En voyant l'apparence de Feng Fei, Yuan Jue n'eut plus honte et sa nature rusée fut immédiatement révélée.
Il desserra légèrement son col, s'appuya contre la table en pierre, posa sa tête sur son bras droit et dit d'une voix coquette : « Petite~ Fei~ Fei~ qu'est-ce que~ tu as~ fait~ tout à l'heure~ ? » La phrase entière était hachée, et le dernier « ne » était traîné en longueur, ressemblant à la voix d'un mouton.
Feng Fei frissonna soudain et leva les yeux, surpris, pour apercevoir Yuan Jue, la poitrine à moitié dénudée. Aussitôt, les scènes auxquelles il avait assisté durant la journée lui revinrent en mémoire.
Le teint de Feng Fei devint encore plus rose.
En le fixant d'un regard si ardent, Yuan Jue réalisa soudain que sa décision de l'instant précédent était erronée, ce qui provoqua chez lui une réaction étrange.

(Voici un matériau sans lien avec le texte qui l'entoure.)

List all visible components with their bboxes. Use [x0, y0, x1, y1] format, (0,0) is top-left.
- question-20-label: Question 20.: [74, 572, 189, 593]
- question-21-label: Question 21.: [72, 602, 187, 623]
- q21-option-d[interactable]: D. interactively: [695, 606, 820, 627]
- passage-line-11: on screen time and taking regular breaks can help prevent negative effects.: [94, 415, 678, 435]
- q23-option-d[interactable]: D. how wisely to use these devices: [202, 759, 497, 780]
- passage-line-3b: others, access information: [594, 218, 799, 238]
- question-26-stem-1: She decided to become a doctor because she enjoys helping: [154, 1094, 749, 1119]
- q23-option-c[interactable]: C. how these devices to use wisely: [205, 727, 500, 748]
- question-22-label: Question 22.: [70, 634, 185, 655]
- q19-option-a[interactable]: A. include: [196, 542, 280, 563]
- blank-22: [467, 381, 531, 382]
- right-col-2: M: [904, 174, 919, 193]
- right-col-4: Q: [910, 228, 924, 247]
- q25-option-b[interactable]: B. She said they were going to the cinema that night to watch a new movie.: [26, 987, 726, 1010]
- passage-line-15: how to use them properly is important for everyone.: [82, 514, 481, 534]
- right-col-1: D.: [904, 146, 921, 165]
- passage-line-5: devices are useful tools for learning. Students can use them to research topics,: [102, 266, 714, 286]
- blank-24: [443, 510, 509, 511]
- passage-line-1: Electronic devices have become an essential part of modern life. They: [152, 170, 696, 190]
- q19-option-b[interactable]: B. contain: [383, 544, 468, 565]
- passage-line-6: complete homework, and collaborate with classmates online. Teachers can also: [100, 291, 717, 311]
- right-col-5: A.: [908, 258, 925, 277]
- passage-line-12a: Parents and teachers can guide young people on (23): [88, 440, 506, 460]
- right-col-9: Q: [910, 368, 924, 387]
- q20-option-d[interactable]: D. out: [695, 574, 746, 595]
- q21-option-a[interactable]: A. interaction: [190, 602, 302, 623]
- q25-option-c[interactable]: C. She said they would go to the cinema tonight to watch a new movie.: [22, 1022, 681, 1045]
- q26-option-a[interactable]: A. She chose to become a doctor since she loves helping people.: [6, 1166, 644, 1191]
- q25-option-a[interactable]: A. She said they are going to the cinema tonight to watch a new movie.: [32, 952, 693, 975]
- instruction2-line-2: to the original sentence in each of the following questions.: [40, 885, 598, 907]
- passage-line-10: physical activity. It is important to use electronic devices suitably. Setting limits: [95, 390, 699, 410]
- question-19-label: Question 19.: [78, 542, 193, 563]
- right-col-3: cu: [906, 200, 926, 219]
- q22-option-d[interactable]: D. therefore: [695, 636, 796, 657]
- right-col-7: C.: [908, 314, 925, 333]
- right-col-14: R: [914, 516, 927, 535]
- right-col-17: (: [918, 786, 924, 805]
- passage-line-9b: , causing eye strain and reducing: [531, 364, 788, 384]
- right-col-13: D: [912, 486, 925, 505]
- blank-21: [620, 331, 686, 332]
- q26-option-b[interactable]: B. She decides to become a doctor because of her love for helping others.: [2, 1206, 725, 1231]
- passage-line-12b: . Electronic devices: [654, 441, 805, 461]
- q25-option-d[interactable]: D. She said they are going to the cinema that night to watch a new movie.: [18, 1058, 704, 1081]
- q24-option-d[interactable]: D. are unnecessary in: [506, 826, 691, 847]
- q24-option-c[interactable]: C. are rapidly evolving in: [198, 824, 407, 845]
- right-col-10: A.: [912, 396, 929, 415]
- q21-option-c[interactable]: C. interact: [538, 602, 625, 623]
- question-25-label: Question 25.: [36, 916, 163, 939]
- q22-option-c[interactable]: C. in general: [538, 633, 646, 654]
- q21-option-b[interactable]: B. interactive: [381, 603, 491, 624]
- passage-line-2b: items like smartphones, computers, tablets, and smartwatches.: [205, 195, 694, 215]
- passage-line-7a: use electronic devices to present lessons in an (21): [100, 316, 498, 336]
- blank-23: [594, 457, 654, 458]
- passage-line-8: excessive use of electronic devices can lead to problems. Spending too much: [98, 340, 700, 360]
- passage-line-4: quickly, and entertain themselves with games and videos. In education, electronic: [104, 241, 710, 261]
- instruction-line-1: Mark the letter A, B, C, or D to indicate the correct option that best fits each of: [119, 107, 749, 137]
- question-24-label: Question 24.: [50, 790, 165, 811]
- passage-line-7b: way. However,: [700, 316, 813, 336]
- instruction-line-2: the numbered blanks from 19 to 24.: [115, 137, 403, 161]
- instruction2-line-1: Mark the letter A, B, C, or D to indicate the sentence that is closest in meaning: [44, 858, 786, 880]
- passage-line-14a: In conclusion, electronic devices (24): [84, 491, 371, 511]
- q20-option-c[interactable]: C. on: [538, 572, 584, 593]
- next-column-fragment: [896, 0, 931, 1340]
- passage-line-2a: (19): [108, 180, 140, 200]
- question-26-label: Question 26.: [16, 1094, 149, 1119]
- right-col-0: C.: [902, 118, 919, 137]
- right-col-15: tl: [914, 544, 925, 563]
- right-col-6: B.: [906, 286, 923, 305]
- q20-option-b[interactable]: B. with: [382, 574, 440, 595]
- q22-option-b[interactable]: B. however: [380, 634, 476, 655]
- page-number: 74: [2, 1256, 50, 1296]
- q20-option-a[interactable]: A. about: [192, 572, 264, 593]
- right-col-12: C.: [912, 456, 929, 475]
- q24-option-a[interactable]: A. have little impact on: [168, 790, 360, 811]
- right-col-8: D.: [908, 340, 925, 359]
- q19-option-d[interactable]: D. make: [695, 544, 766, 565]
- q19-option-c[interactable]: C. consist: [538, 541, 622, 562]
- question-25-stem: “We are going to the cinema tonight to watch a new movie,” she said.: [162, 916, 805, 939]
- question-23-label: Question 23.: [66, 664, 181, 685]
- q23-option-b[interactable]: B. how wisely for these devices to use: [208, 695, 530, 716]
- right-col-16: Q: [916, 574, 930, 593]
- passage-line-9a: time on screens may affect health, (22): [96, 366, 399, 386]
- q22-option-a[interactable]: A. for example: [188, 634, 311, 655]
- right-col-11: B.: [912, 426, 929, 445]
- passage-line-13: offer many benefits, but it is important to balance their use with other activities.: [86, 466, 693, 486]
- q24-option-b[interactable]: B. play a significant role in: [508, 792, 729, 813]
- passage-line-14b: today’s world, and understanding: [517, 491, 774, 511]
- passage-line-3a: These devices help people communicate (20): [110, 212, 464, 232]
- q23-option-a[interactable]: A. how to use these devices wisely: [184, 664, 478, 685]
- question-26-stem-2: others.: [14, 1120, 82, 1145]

C’est alors précisément, à ce moment où la cour était imprégnée d’une atmosphère ambiguë, que le portail de la résidence Feijue fut soudainement enfoncé de l’extérieur.
Yuan Jue lança un regard furieux, se demandant qui avait l'audace de pénétrer chez Fei Jue. Feng Fei tourna lui aussi son regard vide vers la porte de la cour d'où provenait le fracas, son expression devenant instantanément sombre et sinistre.